Sheryl Sandberg, billionaire, chief operating officer of Facebook and campaigner for women’s rights in the workplace, would like to ban the word “bossy”.
She argues that the negative connotations of the word, which is only ever applied to women, are hampering ambition. I’m not so sure it has that power but it is certainly an irritant.
At a lively debate about women’s place in public life last weekend, chaired by the Newsnight presenter Kirsty Wark and featuring a female chief executive and magazine editor among others, the B-word raised its head, along with other words the panellists have had thrown at them on their rise to the top, such as “harridan” and “hectoring”. The males in their world, they agreed, usually got away with being simply “successful”.

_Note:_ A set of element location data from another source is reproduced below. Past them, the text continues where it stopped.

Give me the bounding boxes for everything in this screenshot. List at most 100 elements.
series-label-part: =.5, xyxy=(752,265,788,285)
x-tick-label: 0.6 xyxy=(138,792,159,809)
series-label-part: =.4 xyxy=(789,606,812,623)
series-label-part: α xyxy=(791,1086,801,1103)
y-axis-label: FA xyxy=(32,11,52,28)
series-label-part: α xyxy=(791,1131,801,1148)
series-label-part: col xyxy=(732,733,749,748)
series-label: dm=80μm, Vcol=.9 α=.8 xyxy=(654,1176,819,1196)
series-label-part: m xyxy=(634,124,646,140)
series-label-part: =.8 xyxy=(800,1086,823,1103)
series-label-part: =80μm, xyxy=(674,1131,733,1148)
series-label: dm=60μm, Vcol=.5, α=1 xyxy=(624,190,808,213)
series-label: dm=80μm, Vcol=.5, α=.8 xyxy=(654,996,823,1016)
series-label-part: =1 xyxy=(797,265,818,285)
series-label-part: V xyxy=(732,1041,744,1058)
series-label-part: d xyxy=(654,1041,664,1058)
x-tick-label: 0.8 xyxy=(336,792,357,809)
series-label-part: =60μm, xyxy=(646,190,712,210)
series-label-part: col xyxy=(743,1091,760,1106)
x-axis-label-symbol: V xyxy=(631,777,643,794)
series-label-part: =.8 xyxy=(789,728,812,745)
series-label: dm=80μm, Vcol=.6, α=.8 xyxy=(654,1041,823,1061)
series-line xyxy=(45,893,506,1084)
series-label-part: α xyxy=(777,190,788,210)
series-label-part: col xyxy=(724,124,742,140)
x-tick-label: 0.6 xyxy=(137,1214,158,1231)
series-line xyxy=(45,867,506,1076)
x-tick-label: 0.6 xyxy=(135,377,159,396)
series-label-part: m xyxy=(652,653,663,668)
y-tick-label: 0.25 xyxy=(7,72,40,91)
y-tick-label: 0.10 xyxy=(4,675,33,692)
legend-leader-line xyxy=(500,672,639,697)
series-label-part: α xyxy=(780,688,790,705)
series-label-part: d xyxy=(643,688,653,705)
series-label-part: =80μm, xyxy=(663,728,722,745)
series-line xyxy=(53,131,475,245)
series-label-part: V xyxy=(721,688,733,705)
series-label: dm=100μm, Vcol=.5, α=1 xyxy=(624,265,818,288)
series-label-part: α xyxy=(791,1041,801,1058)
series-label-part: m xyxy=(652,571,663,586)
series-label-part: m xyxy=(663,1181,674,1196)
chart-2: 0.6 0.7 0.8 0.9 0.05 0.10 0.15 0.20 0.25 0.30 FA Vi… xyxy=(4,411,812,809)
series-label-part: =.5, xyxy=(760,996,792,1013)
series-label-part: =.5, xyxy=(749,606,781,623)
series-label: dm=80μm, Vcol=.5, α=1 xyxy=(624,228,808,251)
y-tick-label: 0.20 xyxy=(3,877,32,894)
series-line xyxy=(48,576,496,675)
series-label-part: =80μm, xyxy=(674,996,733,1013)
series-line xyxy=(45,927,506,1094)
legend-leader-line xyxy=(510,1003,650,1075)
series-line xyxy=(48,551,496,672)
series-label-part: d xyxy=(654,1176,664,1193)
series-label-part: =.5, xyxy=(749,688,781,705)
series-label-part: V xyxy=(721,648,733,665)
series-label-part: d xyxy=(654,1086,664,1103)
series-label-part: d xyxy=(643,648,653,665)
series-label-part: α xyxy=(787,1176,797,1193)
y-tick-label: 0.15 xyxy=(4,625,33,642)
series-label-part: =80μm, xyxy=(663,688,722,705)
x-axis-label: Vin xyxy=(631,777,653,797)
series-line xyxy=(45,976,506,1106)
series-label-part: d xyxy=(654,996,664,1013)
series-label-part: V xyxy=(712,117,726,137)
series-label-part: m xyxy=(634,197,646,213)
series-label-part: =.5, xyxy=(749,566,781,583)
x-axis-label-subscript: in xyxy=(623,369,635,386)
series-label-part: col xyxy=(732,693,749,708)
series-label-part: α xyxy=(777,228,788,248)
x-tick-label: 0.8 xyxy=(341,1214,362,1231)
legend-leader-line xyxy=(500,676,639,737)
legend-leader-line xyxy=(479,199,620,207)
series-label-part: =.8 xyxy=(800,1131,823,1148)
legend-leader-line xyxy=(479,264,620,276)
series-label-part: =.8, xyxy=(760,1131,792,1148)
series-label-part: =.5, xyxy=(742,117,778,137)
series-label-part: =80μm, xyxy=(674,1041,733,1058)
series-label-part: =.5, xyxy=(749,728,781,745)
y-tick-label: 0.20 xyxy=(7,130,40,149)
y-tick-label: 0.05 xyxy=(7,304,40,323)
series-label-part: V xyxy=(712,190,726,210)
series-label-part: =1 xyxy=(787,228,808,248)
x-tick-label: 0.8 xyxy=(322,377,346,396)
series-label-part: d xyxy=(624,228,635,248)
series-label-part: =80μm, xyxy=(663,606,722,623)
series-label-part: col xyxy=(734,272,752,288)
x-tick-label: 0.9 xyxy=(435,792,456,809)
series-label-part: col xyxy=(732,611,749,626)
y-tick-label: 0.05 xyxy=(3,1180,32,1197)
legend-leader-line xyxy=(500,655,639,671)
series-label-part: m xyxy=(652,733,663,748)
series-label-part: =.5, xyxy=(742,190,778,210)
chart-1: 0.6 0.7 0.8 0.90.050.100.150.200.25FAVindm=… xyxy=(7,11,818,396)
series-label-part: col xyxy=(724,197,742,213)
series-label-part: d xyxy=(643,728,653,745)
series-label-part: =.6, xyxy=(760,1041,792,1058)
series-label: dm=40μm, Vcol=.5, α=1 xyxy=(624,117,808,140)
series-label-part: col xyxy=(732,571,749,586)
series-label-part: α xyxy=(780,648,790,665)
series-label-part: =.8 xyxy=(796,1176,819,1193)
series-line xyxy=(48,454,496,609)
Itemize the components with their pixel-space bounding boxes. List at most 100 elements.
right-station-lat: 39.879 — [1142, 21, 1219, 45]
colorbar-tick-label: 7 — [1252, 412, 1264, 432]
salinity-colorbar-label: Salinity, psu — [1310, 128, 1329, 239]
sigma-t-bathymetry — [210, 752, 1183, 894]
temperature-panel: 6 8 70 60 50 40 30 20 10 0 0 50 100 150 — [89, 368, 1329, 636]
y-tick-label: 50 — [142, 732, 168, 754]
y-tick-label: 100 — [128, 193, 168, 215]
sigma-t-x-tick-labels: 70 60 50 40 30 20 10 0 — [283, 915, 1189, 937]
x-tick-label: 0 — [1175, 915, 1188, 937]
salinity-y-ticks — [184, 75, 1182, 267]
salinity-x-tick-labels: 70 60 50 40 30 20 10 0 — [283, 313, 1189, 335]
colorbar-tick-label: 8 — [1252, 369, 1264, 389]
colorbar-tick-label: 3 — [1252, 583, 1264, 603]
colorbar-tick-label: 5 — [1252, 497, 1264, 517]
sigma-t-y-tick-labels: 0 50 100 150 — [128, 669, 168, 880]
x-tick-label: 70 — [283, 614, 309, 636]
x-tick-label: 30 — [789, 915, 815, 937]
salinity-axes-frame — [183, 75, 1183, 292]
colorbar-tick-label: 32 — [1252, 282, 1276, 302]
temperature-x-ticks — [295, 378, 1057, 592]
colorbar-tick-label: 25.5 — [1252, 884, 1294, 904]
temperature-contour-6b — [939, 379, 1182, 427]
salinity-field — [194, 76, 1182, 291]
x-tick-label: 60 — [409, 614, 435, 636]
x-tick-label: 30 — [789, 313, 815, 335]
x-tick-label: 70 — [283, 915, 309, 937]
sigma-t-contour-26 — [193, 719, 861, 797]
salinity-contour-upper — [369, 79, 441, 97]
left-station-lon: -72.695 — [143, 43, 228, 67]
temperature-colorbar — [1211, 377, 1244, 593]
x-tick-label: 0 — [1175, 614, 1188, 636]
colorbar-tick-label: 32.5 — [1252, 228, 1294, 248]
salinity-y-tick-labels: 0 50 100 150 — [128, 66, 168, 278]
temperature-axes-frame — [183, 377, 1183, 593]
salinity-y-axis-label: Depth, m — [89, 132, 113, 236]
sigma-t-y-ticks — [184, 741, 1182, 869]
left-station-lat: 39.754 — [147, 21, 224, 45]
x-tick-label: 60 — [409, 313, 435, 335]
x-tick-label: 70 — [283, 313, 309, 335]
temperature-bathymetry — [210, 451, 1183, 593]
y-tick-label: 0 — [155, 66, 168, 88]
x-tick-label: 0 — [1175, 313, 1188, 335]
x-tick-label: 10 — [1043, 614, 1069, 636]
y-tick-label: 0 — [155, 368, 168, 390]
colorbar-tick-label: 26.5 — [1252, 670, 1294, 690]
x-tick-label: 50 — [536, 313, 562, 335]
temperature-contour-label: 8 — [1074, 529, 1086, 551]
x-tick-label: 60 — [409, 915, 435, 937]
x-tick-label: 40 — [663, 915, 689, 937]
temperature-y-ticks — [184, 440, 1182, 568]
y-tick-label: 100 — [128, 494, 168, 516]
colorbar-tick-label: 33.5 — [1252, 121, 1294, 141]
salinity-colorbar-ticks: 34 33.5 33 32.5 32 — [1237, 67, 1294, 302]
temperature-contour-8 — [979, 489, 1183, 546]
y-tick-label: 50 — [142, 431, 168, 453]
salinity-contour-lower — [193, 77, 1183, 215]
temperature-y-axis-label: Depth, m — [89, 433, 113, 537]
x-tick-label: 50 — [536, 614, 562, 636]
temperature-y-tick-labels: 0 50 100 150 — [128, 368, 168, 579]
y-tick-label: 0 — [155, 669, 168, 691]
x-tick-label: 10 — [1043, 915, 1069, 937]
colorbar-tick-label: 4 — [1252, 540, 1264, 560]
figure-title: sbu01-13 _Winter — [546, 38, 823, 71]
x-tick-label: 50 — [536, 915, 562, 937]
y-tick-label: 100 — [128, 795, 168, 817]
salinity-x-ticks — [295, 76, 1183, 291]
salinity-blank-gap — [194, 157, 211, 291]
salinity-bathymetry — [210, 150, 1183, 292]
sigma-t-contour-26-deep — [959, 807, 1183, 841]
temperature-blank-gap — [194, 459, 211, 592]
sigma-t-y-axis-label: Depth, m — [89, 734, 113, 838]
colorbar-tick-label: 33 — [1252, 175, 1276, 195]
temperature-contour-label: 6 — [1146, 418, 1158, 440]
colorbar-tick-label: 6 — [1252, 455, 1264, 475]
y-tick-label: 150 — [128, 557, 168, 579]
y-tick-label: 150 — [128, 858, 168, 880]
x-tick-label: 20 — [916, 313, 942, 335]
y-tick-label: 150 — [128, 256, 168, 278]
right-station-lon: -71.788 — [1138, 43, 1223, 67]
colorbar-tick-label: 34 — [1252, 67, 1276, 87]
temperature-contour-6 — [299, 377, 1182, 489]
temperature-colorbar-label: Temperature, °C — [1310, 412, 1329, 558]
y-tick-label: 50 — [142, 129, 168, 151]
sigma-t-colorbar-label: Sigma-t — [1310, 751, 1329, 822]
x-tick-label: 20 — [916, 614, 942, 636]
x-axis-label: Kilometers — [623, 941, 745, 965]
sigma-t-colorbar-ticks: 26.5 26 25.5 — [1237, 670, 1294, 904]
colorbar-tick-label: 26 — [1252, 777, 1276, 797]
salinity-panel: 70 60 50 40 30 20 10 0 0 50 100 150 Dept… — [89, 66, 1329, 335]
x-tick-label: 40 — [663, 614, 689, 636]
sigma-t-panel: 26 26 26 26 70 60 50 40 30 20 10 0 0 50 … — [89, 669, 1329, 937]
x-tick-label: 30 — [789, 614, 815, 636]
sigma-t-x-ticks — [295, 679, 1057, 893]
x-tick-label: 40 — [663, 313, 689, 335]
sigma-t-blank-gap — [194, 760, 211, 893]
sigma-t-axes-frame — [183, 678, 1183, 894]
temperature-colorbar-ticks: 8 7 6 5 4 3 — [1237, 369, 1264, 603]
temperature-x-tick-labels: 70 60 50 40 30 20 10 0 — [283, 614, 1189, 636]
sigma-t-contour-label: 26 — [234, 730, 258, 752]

While Sheryl is at it, how about a moratorium on other gendered adjectives? Feisty, ball-breaking, kick-ass, and, worse of all, spunky – all of which are compliments with a side helping of snark and none of which are ever applied to men.
MasterChef has lost its tastiest ingredient
Eh bien, au revoir, Michel Roux Jnr. The MasterChef judge has quit the televised cookery competition after a row with the BBC.
It turns out that Roux, as well as being a two Michelin-starred chef and television’s most twinkly arbiter of taste, is also an “ ambassador” for a potato firm. This and other lucrative sidelines have put him at odds with the BBC’s strict rules on commercial interests. Now sick of wrangling, he has plumped for pommes de terre over presenting, just like Scarlett Johansson, who chose her SodaStream ambassadorship over Oxfam work earlier this year.
Greedy or not, Roux will be much manqué – not only for his expertise and calm authority but also for his delicious injections of perfect français amid the shouting. Hearing Gregg Wallace extol the virtues of poulet de Bresse won’t be quite the same.
Failure is indeed an option
Schools should get rid of F grades and replace them with the encouraging phrase “not yet”. That is one of the proposals outlined in a report, Everyone Starts with an A (that’s another of its proposals), published by the Royal Society of Arts’ “Brain Centre”. The 72-page document also suggests keeping pot plants in classrooms “to help regulate certain dispositions and reduce mental fatigue”.
Nobody really believes in the school of hard knocks approach any more, but this is a bit much. Erasing the notion of failure from schools is irresponsible and immature. Learning to fail and how to move beyond failure is one of life’s most important lessons.